As part of my year-end stats series of posts, I looked at year-end distribution by level, overall and by men and women, focusing on the change from 2017 to 2018.
What I didn't show in a single chart was how the men's and women's counts compare in the same chart. Here that is.
We can see that more women play than men, and women make up well over half the population at a level until you get to the 4.0 level, when the men get close to 50% and at 4.5 there are more men than women. No big surprises here, the most players are at the 3.5 level by a significant margin, then 4.0, then 3.0.
A sometimes discussed topic is how men and women of the same level compare, or what a gender neutral league might look like. Yes, there is Mixed league today, but that isn't really gender neutral as male/female pairs play each other, you never have a man playing a woman in singles or unbalanced doubles.
The USTA does not include any play between the genders for Adult/C ratings, so there is nothing in the NTRP system to tell us that a 3.5 man and 3.5 woman are or aren't the same.

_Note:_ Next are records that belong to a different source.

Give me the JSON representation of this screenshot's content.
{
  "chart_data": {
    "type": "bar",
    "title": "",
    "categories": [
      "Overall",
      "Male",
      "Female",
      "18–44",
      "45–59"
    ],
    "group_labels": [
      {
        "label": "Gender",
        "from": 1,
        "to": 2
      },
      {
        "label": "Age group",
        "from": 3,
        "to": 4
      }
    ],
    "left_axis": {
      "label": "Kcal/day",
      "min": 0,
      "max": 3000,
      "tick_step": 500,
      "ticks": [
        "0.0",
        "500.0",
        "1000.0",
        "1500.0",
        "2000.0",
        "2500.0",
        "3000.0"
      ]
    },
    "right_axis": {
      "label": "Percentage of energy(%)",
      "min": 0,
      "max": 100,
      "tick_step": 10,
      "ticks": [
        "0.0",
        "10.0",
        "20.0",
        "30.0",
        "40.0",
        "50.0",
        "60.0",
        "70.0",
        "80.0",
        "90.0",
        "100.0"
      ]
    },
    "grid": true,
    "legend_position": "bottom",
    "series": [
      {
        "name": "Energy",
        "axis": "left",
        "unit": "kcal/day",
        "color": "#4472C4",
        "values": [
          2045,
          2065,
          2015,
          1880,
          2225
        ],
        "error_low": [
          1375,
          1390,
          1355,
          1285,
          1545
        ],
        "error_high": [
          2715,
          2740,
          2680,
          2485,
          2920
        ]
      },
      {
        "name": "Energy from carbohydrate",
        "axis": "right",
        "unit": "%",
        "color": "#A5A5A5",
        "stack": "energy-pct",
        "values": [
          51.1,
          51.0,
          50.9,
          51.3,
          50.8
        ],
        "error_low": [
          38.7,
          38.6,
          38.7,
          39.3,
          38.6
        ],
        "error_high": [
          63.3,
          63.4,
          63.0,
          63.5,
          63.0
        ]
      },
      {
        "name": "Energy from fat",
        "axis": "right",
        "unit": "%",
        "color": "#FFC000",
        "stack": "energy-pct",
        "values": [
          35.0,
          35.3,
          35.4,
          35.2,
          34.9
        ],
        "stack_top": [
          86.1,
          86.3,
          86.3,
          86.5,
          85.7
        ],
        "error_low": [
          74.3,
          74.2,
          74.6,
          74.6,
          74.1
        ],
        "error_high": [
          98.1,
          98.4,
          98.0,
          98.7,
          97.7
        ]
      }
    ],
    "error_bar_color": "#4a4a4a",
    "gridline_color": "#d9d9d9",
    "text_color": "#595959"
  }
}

But it is generally understood that a male of a level will on average be stronger than the female of the same level.
A common hypothesis is that a male player of the same level is about one level (0.5 NTRP rating) higher than the equivalent female, e.g. a 3.5 male and 4.0 female are probably of similar ability. The reality is that that isn't true at every level, at least it isn't an exact 0.5 difference, and certainly there are exceptions, but it is a rough rule of thumb one can use, and one exact level makes my analysis below easy, so we'll go with it.
So we can imagine for a minute, what the distribution by level might be if we had gender neutral ratings by simply adding 0.5 to all the male players, e.g. shifting the blue segments of the chart above down a column. Rather than making you do the mental exercise, here is that chart.
By moving the 3.0 men to 3.5, and 3.5 men to 4.0, etc. we see a change in the distribution. There are now nearly as many "4.0s" as "3.5s", and nearly as many "4.5s" as "3.0s". We also see that women would out number the men through "4.0" and only at "4.5" would there be more men than women.
If we had gender neutral ratings, then gender neutral leagues could more easily be played and it appears that the "4.0" level would be very competitive with nearly equal men and women being eligible for the level. All the others would have a significant bias towards more women (3.5 and below) or men (4.5 and above).
I don't think any of the above is going to happen any time soon. NTRP is not suddenly going gender neutral nor are gender neutral leagues in the offing, at least to my knowledge, so all of this is just a hypothetical what if. But seeing the distribution above, would you be interested or willing to play in a gender neutral league? Or do you like things the way they are now with Mixed the only league where men and women play and then only as pairs against each other?
Your chart does not account for the increased opportunities people would have if there were coed leagues. Right now men that play in the female 2.5-3.0 level have no leagues they can be competitive in. If they did then it makes sense more men would play. The same is true for 4.5 females who may not have a league now. If those women could combine with 4.0 men they would have more options to make teams and therefore there would be more them playing.